Pour elle aussi parce que je crois bien qu'on la gêne plus qu'on ne la sert...
- Libre à toi de rentrer ! Moi je ne la laisserai jamais seule dans une ville où elle a déjà failli périr trois ou quatre fois !
La Convention cependant vivait ses derniers jours. Il lui fallait laisser la place aux nouvelles assemblées qu'implantait la Constitution de l'an IV. Elle se sépara le 26 octobre après avoir pris un dernier décret : la place de la Révolution, ex-place Louis-XV, porterait désormais le nom de place de la Concorde...
Deux jours plus tard, le nouveau conseil des Cinq-Cents faisait choix de cinq directeurs chargés de l'exécutif. Ce furent La Reveillère-Lépeaux, Rewbell - deux anciens avocats - Letourneur, ancien officier du génie, l'omniprésent Barras et l'ex-abbé Sieyès : cinq régicides parmi lesquels le " vicomte à l'ail " n'allait pas tarder à rejeter les autres dans l'ombre. N'avait-il pas dans sa manche cette arme absolue qui s'appelait Bonaparte ?

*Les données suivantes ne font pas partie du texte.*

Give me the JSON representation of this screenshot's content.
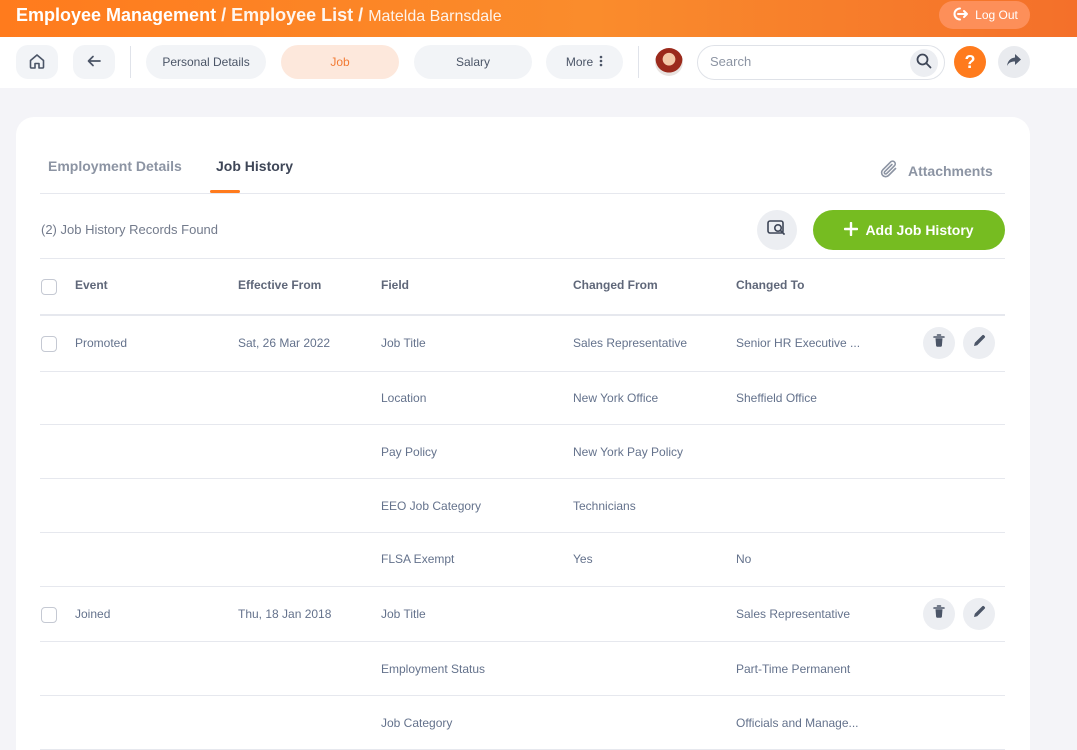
{
  "header": {
    "breadcrumb": [
      "Employee Management",
      "Employee List",
      "Matelda Barnsdale"
    ],
    "separator": "/",
    "logout_label": "Log Out"
  },
  "nav": {
    "home_icon": "home-icon",
    "back_icon": "arrow-left-icon",
    "tabs": [
      {
        "label": "Personal Details",
        "active": false
      },
      {
        "label": "Job",
        "active": true
      },
      {
        "label": "Salary",
        "active": false
      },
      {
        "label": "More",
        "active": false
      }
    ],
    "search_placeholder": "Search",
    "help_label": "?"
  },
  "content": {
    "tabs": [
      {
        "label": "Employment Details",
        "active": false
      },
      {
        "label": "Job History",
        "active": true
      }
    ],
    "attachments_label": "Attachments",
    "records_found": "(2) Job History Records Found",
    "add_button_label": "Add Job History",
    "columns": [
      "Event",
      "Effective From",
      "Field",
      "Changed From",
      "Changed To"
    ],
    "rows": [
      {
        "event": "Promoted",
        "effective_from": "Sat, 26 Mar 2022",
        "field": "Job Title",
        "changed_from": "Sales Representative",
        "changed_to": "Senior HR Executive ...",
        "record_start": true
      },
      {
        "event": "",
        "effective_from": "",
        "field": "Location",
        "changed_from": "New York Office",
        "changed_to": "Sheffield Office",
        "record_start": false
      },
      {
        "event": "",
        "effective_from": "",
        "field": "Pay Policy",
        "changed_from": "New York Pay Policy",
        "changed_to": "",
        "record_start": false
      },
      {
        "event": "",
        "effective_from": "",
        "field": "EEO Job Category",
        "changed_from": "Technicians",
        "changed_to": "",
        "record_start": false
      },
      {
        "event": "",
        "effective_from": "",
        "field": "FLSA Exempt",
        "changed_from": "Yes",
        "changed_to": "No",
        "record_start": false
      },
      {
        "event": "Joined",
        "effective_from": "Thu, 18 Jan 2018",
        "field": "Job Title",
        "changed_from": "",
        "changed_to": "Sales Representative",
        "record_start": true
      },
      {
        "event": "",
        "effective_from": "",
        "field": "Employment Status",
        "changed_from": "",
        "changed_to": "Part-Time Permanent",
        "record_start": false
      },
      {
        "event": "",
        "effective_from": "",
        "field": "Job Category",
        "changed_from": "",
        "changed_to": "Officials and Manage...",
        "record_start": false
      }
    ]
  },
  "colors": {
    "accent": "#ff7b1d",
    "add_button": "#76bc21",
    "active_tab_bg": "#fde8dc"
  }
}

Le 2 novembre, ces messieurs - moins Sieyès qui jugeait avec méfiance l'honneur qu'on lui faisait -prenaient possession du palais du Luxembourg que ses divers avatars avaient réduit à l'état de magnifique coquille vide : point de meubles et des salons dans un état déplorable. On s'y installa tant bien que mal, bientôt rejoints par Lazare Carnot, surnommé l'Organisateur de la victoire, désigné à la place de Sieyès et qui allait leur mener la vie dure. Il avait un affreux caractère et n'était jamais content de rien.
Un peu avant, les Cinq-Cents établirent leurs pénates dans l'ancienne salle du Manège, au bout du jardin des Tuileries, cependant que le " vénérable " Conseil des Anciens demeurait seul aux Tuileries dans les anciens locaux de la Convention.
Le rideau se levait sur le Directoire...
L'un de ses premiers actes fut d'amnistier le baron de Batz devenu par trop encombrant.
Dans sa prison, en effet, celui-ci s'agitait comme un diable dans un bénitier. Fort de sa radiation de la redoutable liste des émigrés, il criait au scandale et à l'injustice - puisqu'il avait été arrêté sur une simple dénonciation - et exigeait qu'on le mît en liberté ou qu'on le traduisît en justice afin de " faire connaître dans les débats publics, ce qu'avaient été ses prétendus crimes et combien de fourberies, combien d'atrocités sanglantes avaient [eu lieu] sous le titre de Conspiration de Batz [xxxiii] ".